La première fois que j’ai décidé de traverser l’Atlantique à la voile avec mon copain, c’était en avril, à l’âge de 21 ans. Ce périple de quatre mois doit débuter en novembre depuis le nord de la Bretagne, en passant par les Canaries et le Cap-Vert jusqu’aux Antilles avant d’arriver en Amérique latine. Par la suite, je prévois de prendre un bus pour rejoindre l’État de Oaxaca, dans le sud du Mexique, vers mars.
Je m’y rends pour mon terrain de recherche de fin de master en géographie à l’École normale supérieure et à l’École des hautes études en sciences sociales. Prendre un vol pour m’y rendre m’embête. L’été dernier, j’ai tenté de rejoindre le Liban sans prendre l’avion. J’ai réussi jusqu’à Chypre, où j’ai dû finalement opter pour un vol en raison de la crise libanaise.

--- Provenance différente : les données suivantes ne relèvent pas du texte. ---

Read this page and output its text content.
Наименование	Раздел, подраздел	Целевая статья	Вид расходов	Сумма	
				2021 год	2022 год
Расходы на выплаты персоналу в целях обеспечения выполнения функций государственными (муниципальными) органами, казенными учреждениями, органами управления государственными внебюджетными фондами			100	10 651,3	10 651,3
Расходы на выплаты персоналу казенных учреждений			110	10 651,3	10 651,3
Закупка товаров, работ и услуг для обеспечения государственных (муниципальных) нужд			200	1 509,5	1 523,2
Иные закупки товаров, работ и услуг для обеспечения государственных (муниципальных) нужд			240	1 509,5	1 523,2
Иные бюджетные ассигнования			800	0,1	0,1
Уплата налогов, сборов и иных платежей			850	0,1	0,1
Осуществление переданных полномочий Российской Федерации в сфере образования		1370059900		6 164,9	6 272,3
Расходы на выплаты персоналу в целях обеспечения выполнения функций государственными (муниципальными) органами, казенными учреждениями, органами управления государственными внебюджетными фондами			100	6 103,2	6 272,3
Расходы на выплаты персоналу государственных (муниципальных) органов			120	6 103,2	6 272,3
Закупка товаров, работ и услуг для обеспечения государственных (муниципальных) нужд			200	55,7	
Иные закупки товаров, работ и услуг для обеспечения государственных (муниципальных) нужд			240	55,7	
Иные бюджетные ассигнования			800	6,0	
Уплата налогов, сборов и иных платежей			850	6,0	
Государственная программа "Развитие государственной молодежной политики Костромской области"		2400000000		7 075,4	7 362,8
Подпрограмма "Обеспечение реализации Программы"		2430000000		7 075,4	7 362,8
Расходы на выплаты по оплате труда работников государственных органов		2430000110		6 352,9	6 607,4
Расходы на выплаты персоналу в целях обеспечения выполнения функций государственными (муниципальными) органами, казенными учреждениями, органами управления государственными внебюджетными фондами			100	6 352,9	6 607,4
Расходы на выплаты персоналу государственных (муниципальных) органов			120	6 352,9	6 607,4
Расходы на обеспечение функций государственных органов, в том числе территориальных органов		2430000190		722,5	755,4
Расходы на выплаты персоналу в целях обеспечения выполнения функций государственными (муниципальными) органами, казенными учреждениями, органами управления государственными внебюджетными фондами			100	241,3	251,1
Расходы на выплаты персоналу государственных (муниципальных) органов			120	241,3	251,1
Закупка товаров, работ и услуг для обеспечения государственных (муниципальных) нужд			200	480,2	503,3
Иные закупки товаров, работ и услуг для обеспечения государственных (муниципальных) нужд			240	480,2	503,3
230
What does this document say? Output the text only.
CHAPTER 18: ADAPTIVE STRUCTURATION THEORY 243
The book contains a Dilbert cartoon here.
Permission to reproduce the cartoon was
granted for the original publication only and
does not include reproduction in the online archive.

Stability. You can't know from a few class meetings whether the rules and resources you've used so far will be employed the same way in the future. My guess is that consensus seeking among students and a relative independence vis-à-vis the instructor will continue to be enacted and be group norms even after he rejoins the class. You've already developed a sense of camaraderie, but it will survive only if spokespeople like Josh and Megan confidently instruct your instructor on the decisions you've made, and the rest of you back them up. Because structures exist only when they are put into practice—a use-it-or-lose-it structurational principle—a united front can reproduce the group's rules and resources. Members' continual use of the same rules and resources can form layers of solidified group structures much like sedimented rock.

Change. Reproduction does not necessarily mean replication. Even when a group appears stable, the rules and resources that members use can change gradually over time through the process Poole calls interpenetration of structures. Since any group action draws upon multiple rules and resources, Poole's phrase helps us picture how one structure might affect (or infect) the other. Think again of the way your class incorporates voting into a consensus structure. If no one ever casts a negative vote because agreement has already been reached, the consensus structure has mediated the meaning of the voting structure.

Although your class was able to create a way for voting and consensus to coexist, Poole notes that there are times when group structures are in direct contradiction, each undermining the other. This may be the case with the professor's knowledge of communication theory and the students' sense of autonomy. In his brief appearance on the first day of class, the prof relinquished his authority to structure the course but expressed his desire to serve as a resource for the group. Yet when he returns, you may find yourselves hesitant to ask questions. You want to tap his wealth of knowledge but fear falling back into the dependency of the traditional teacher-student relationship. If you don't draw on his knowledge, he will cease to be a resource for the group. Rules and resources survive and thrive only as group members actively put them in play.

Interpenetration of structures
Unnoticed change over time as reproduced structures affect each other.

Engagement environnemental
Depuis le lycée, j’ai eu de nombreux engagements associatifs axés sur les questions environnementales. Lors des marches pour le climat en 2019, alors élève en première, mes amis et moi avons créé un mouvement nommé Climaction. Nous organisions des conférences et des actions pour végétaliser notre lycée.
Pour mon mémoire de recherche cette année, je travaille sur un sujet environnemental portant sur le développement des parcs éoliens dans le sud du Mexique et les enjeux liés à l’accaparement des terres. Ce travail m’a amenée à réfléchir sur les notions de capitalisme vert et de colonialisme vert.
Choix du voilier
Une grande partie des sociologues et des anthropologues qui étudient l’Amérique latine se penchent sur des questions liées à l’environnement. Ce modèle est troublant : nous passons notre vie à écrire que la crise climatique impacte gravement les populations défavorisées de cette région, et pourtant beaucoup de chercheurs réalisent deux allers-retours en avion par an pour s’y rendre. Il existe un décalage et une réflexion absente sur ces problématiques, justifiés par le fait que l’on produit du savoir.
Pour rejoindre le Mexique par la mer, j’ai exploré plusieurs options : j’ai d’abord cherché à embarquer sur un cargo, mais cela n’est plus courant ou s’avère très coûteux. Ensuite, j’ai envisagé de partir en tant qu’équipière sur des voiliers, via des sites Internet ou des groupes Facebook où des skippeurs recherchent des compagnons de voyage. L’option de la voile s’est rapidement imposée, même si je cherchais une autre formule. J’avais déjà participé à des stages d’initiation à la navigation, mais n’avais jamais navigué plus d’une semaine.